The men, who are not identified in the complaint, were believed by the flight crew and passengers to be acting suspiciously, in part, because they had been in the bathrooms for up to 20 minutes and stood in the aisle for long periods, the lawsuit said.

Ms. Hebshi, 36, is a freelance journalist and mother of two boys who was born in California. She moved in 2011 with her husband to Sylvania for her husband's medical residency, the lawsuit said.

At the time of the incident, she was returning from California after visiting with her sister.

The national and Michigan American Civil Liberties Union and private law firms in Detroit and Washington, D.C., are working together on the lawsuit on Ms. Hebshi's behalf, said Sarah Mehta, staff attorney with the Michigan ACLU.

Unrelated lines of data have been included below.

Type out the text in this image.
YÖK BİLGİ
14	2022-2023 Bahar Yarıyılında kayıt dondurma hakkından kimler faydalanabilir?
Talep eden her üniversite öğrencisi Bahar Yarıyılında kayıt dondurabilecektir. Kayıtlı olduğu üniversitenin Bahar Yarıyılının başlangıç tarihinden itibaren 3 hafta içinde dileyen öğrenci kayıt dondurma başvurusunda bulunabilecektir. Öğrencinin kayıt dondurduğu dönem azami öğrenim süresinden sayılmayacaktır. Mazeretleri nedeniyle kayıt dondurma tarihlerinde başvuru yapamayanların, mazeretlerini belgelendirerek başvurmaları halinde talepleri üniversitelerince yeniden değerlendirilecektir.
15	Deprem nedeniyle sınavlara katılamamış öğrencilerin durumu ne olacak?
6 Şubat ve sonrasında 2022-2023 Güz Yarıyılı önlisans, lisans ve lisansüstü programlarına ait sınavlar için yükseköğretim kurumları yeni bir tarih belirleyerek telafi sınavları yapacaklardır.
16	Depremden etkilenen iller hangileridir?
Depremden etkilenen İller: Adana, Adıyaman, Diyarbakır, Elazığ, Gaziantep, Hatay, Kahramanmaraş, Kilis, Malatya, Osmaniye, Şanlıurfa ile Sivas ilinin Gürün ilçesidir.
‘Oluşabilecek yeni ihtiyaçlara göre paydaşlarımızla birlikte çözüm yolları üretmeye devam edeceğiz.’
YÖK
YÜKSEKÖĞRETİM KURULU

Ms. Mehta said federal agents and airport authority police particpated in the racial profiling of her client and subsequently violated her constitutional rights by subjecting her to an illegal arrest and strip search.

In the complaint, Ms. Hebshi is asking the court to award her compensatory and punitive damages. But she also "wants to shine the light on the types of abuses ongoing" and "that racial profiling is real and hurts real people," Ms. Mehta said.

Michael Conway, spokesman for the Wayne County Airport Authority, said the agency has a policy against commenting on pending litigation, "other than to say we believe that given the information and circumstances at the time we feel the airport authority police followed protucol and acted appropriately."

Kate O'Malley, spokesman for Frontier Airlines, said the company would not comment on the lawsuit.

"As an airline, our duty and that of our flight crews is to ensure the safety of our passengers and we have the responsibility to report any suspicious behavior to law enforcement officials," she said.